Nouvelle-Calédonie : Pays
Province Iles

Matière et technique

Bois indéterminé (xylème) ; Taillé (bois, os) ; Polissage (bois ou ivoire)

Mesures

Longueur en cm : 73 ; Largeur en cm : 32.5 ; Profondeur en cm : 5 ; Poids (en g) : 952

Identification

MNC 2009.3.21

Objet associé

MNC 86.5.397 Massue bec d'oiseau Collection MNC : Conditionné ensemble

Description :

Cette massue est taillée, polie et sculptée dans un bois marron/rouge. Elle comporte un manche cylindrique avec une poignée en relief et une tête triangulaire protubérante, à angle droit avec le manche. La tête comporte un « oeil » en léger relief situé près du manche et une arrête en relief allant de la pointe à l’arrière de la tête, et finissant par un relief qui entoure le manche. La longueur importante du "bec" renvoie plutôt à la désignation de "bec d’oiseau" plutôt que "bec de tortue".

Fonctionnement et contexte

Cette pièce fait partie de la collection du Révérend James HADFIELD et de son épouse Emma, tous deux missionnaires envoyés par la London Missionnary Society aux Iles Loyauté entre 1878 et 1922. Ils effectuèrent une grande collecte de coquillages et d’objets provenant des îles de Lifou et d’Ouvéa, qui fut vendue ou donnée à plusieurs musées anglais, dont le British Museum.
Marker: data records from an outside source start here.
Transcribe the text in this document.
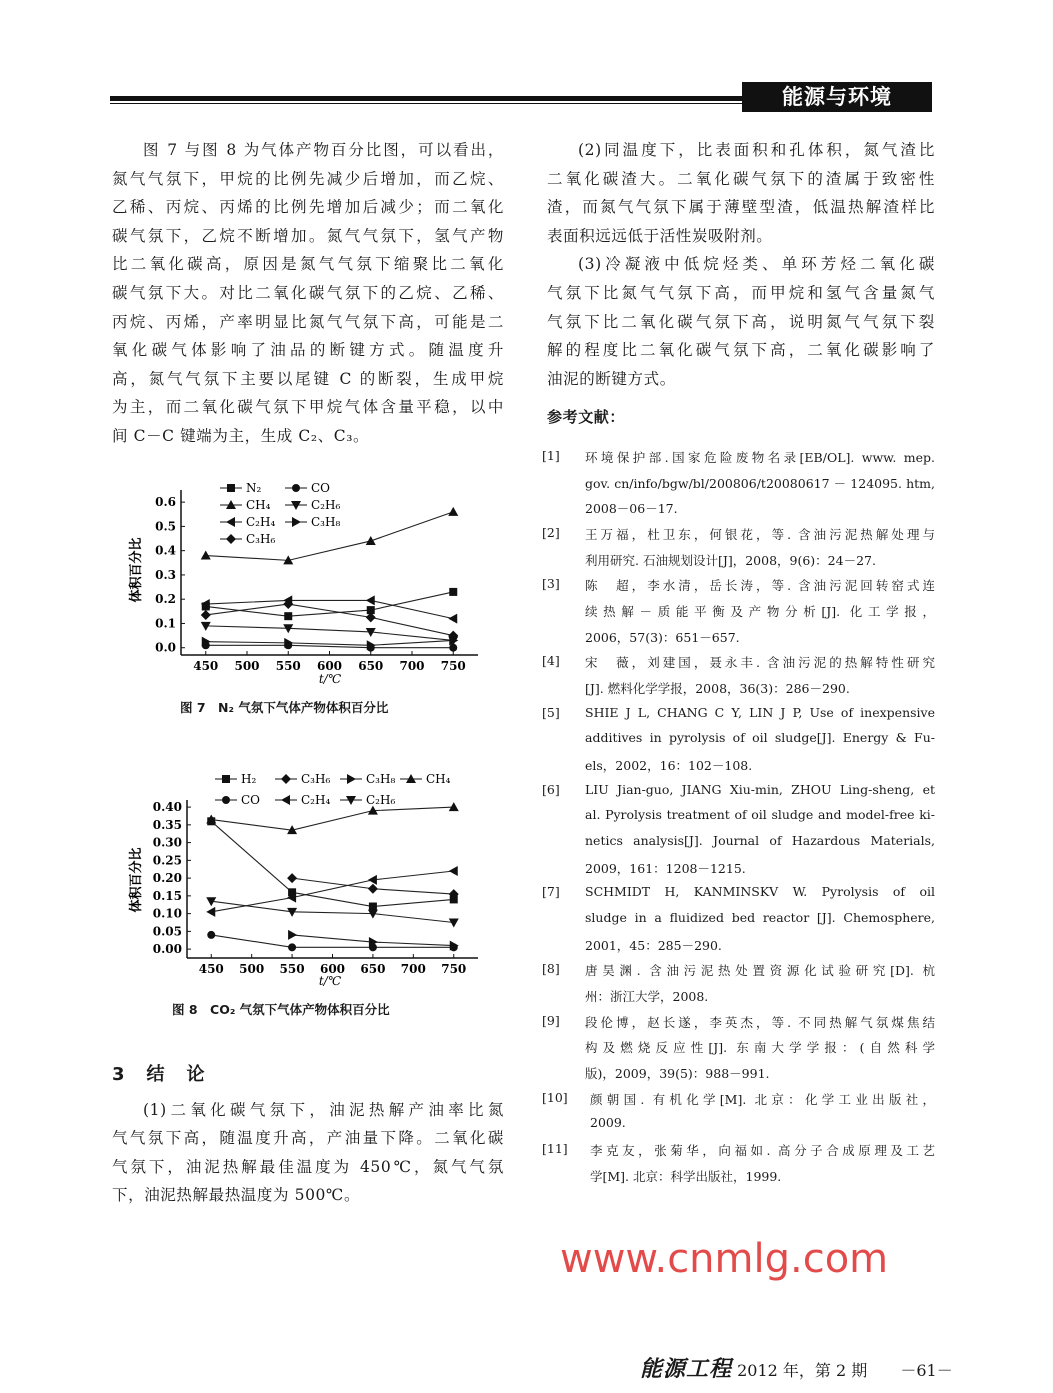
能源与环境
图 7 与图 8 为气体产物百分比图，可以看出，
氮气气氛下，甲烷的比例先减少后增加，而乙烷、
乙稀、丙烷、丙烯的比例先增加后减少；而二氧化
碳气氛下，乙烷不断增加。氮气气氛下，氢气产物
比二氧化碳高，原因是氮气气氛下缩聚比二氧化
碳气氛下大。对比二氧化碳气氛下的乙烷、乙稀、
丙烷、丙烯，产率明显比氮气气氛下高，可能是二
氧化碳气体影响了油品的断键方式。随温度升
高，氮气气氛下主要以尾键 C 的断裂，生成甲烷
为主，而二氧化碳气氛下甲烷气体含量平稳，以中
间 C－C 键端为主，生成 C₂、C₃。
(2)同温度下，比表面积和孔体积，氮气渣比
二氧化碳渣大。二氧化碳气氛下的渣属于致密性
渣，而氮气气氛下属于薄壁型渣，低温热解渣样比
表面积远远低于活性炭吸附剂。
(3)冷凝液中低烷烃类、单环芳烃二氧化碳
气氛下比氮气气氛下高，而甲烷和氢气含量氮气
气氛下比二氧化碳气氛下高，说明氮气气氛下裂
解的程度比二氧化碳气氛下高，二氧化碳影响了
油泥的断键方式。
参考文献：
[1] 环境保护部.国家危险废物名录[EB/OL]. www. mep.
gov. cn/info/bgw/bl/200806/t20080617 － 124095. htm,
2008－06－17.
[2] 王万福，杜卫东，何银花，等. 含油污泥热解处理与
利用研究. 石油规划设计[J]，2008，9(6)：24－27.
[3] 陈　超，李水清，岳长涛，等. 含油污泥回转窑式连
续热解－质能平衡及产物分析[J]. 化工学报，
2006，57(3)：651－657.
[4] 宋　薇，刘建国，聂永丰. 含油污泥的热解特性研究
[J]. 燃料化学学报，2008，36(3)：286－290.
[5] SHIE J L, CHANG C Y, LIN J P, Use of inexpensive
additives in pyrolysis of oil sludge[J]. Energy & Fu-
els，2002，16：102－108.
[6] LIU Jian-guo, JIANG Xiu-min, ZHOU Ling-sheng, et
al. Pyrolysis treatment of oil sludge and model-free ki-
netics analysis[J]. Journal of Hazardous Materials,
2009，161：1208－1215.
[7] SCHMIDT H, KANMINSKV W. Pyrolysis of oil
sludge in a fluidized bed reactor [J]. Chemosphere,
2001，45：285－290.
[8] 唐昊渊. 含油污泥热处置资源化试验研究[D]. 杭
州：浙江大学，2008.
[9] 段伦博，赵长遂，李英杰，等. 不同热解气氛煤焦结
构及燃烧反应性[J]. 东南大学学报：(自然科学
版)，2009，39(5)：988－991.
[10] 颜朝国. 有机化学[M]. 北京：化学工业出版社，
2009.
[11] 李克友，张菊华，向福如. 高分子合成原理及工艺
学[M]. 北京：科学出版社，1999.
3　结　论
(1)二氧化碳气氛下，油泥热解产油率比氮
气气氛下高，随温度升高，产油量下降。二氧化碳
气氛下，油泥热解最佳温度为 450℃，氮气气氛
下，油泥热解最热温度为 500℃。
450 500 550 600 650 700 750
0.0
0.1
0.2
0.3
0.4
0.5
0.6
t/℃
体积百分比
N₂	CO
CH₄	C₂H₆
C₂H₄	C₃H₈
C₃H₆
450 500 550 600 650 700 750
0.00
0.05
0.10
0.15
0.20
0.25
0.30
0.35
0.40
t/℃
体积百分比
H₂	C₃H₆	C₃H₈	CH₄
CO	C₂H₄	C₂H₆
图 7　N₂ 气氛下气体产物体积百分比
图 8　CO₂ 气氛下气体产物体积百分比
www.cnmlg.com
能源工程 2012 年，第 2 期 －61－
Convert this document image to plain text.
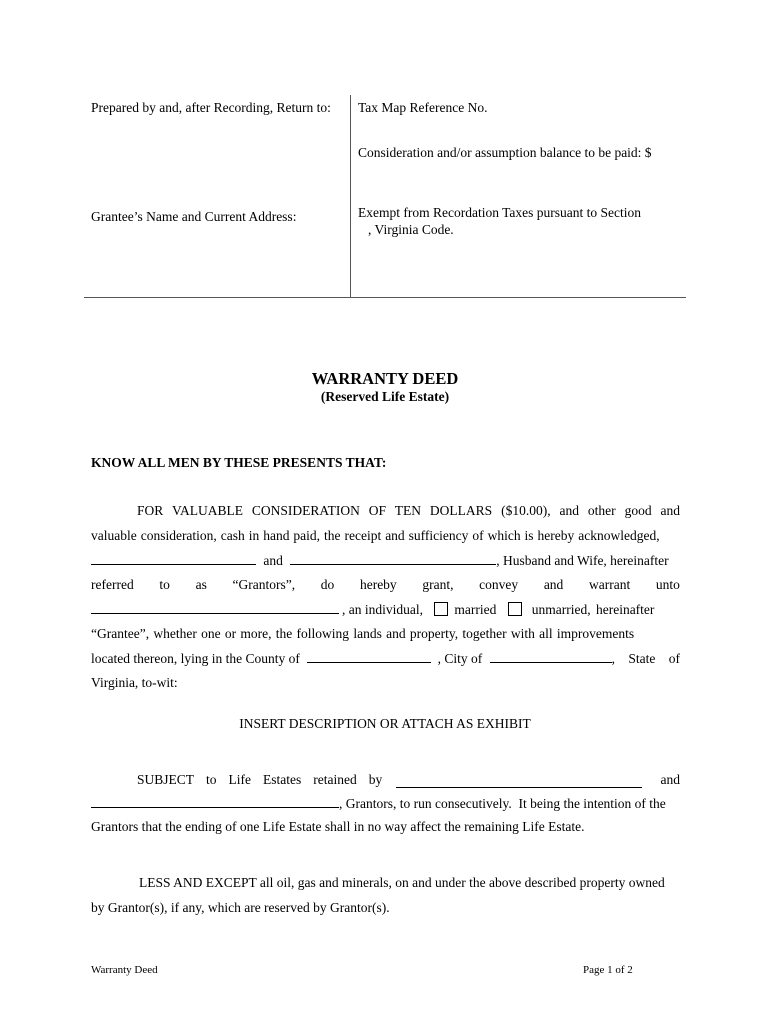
Prepared by and, after Recording, Return to: Tax Map Reference No.
Consideration and/or assumption balance to be paid: $
Grantee’s Name and Current Address:	Exempt from Recordation Taxes pursuant to Section
, Virginia Code.
WARRANTY DEED
(Reserved Life Estate)
KNOW ALL MEN BY THESE PRESENTS THAT:
FOR VALUABLE CONSIDERATION OF TEN DOLLARS ($10.00), and other good and
valuable consideration, cash in hand paid, the receipt and sufficiency of which is hereby acknowledged,
and	, Husband and Wife, hereinafter
referred to as “Grantors”, do hereby grant, convey and warrant unto
, an individual, married	unmarried, hereinafter
“Grantee”, whether one or more, the following lands and property, together with all improvements
located thereon, lying in the County of	, City of	, State of
Virginia, to-wit:
INSERT DESCRIPTION OR ATTACH AS EXHIBIT
SUBJECT to Life Estates retained by	and
, Grantors, to run consecutively.  It being the intention of the
Grantors that the ending of one Life Estate shall in no way affect the remaining Life Estate.
LESS AND EXCEPT all oil, gas and minerals, on and under the above described property owned
by Grantor(s), if any, which are reserved by Grantor(s).
Warranty Deed	Page 1 of 2
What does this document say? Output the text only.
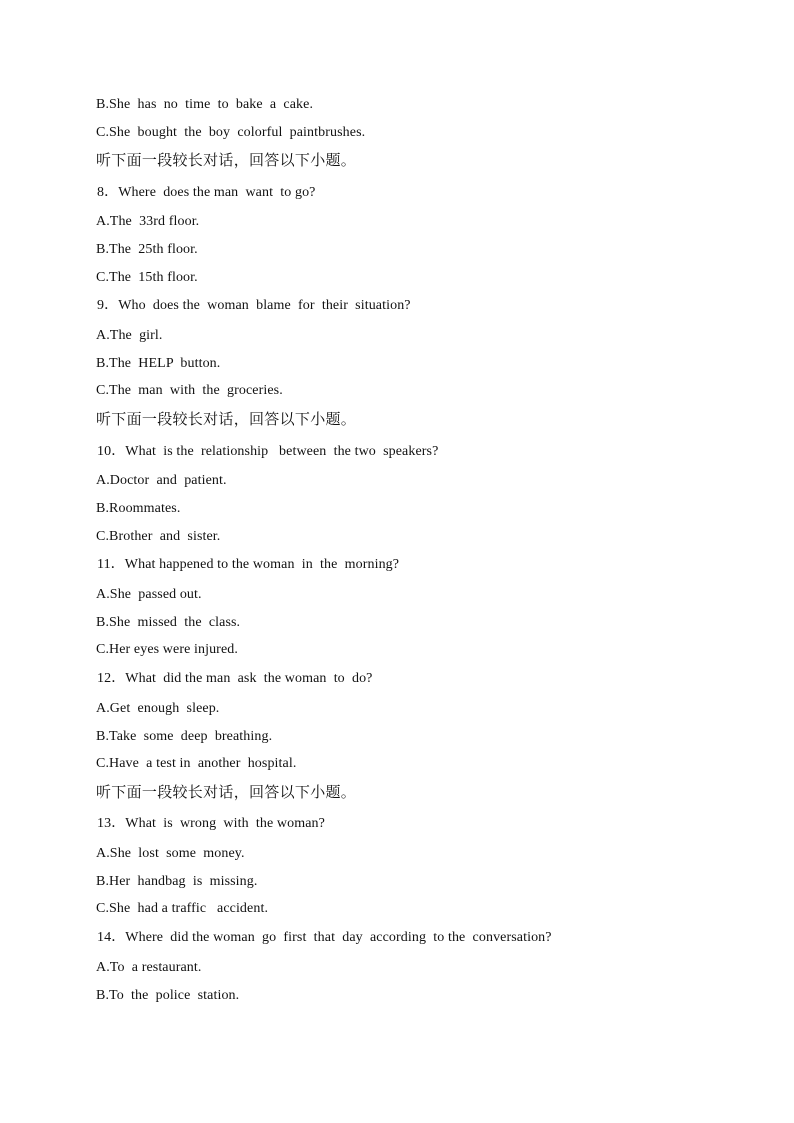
B.She  has  no  time  to  bake  a  cake.
C.She  bought  the  boy  colorful  paintbrushes.
听下面一段较长对话，回答以下小题。
8．Where  does the man  want  to go?
A.The  33rd floor.
B.The  25th floor.
C.The  15th floor.
9．Who  does the  woman  blame  for  their  situation?
A.The  girl.
B.The  HELP  button.
C.The  man  with  the  groceries.
听下面一段较长对话，回答以下小题。
10．What  is the  relationship   between  the two  speakers?
A.Doctor  and  patient.
B.Roommates.
C.Brother  and  sister.
11．What happened to the woman  in  the  morning?
A.She  passed out.
B.She  missed  the  class.
C.Her eyes were injured.
12．What  did the man  ask  the woman  to  do?
A.Get  enough  sleep.
B.Take  some  deep  breathing.
C.Have  a test in  another  hospital.
听下面一段较长对话，回答以下小题。
13．What  is  wrong  with  the woman?
A.She  lost  some  money.
B.Her  handbag  is  missing.
C.She  had a traffic   accident.
14．Where  did the woman  go  first  that  day  according  to the  conversation?
A.To  a restaurant.
B.To  the  police  station.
Des objets furent également donnés à leurs quatre enfants, deux étant nés à Lifou et les deux autres à Ouvéa. Douglas HADFIELD, petit-fils des missionnaires, a donné cette collection au musée, au nom de sa famille, en 2009. Les massues et casse-têtes font partie de la panoplie des armes kanak. Il en existe plusieurs formes mais les plus fréquents sont de deux types : le casse-tête « phallique » (en forme de phallus) et le casse-tête « bec d’oiseau » (en forme de bec d’oiseau ou de tortue). Leurs différentes formes ne correspondent pas à une utilisation précise mais plus à l’affirmation de styles régionaux, chaque groupe socio-politique apposant sa marque de fabrication sur les objets qu’il utilise. Les anciens brandissaient ces massues dans les pilous et plus particulièrement pour la déclamation des discours généalogiques, comme signe de virilité masculine et de puissance.

Exposition

"James et Emma Hadfield, Héritage d'une mission, îles Loyauté 1878-1920" Musée de Nouvelle-Calédonie 04/09/2013 03/02/2014

Référence bibliographique :

"Heritage d'une mission. James et Emma Hadfield, îles Loyauté, 1878-1920"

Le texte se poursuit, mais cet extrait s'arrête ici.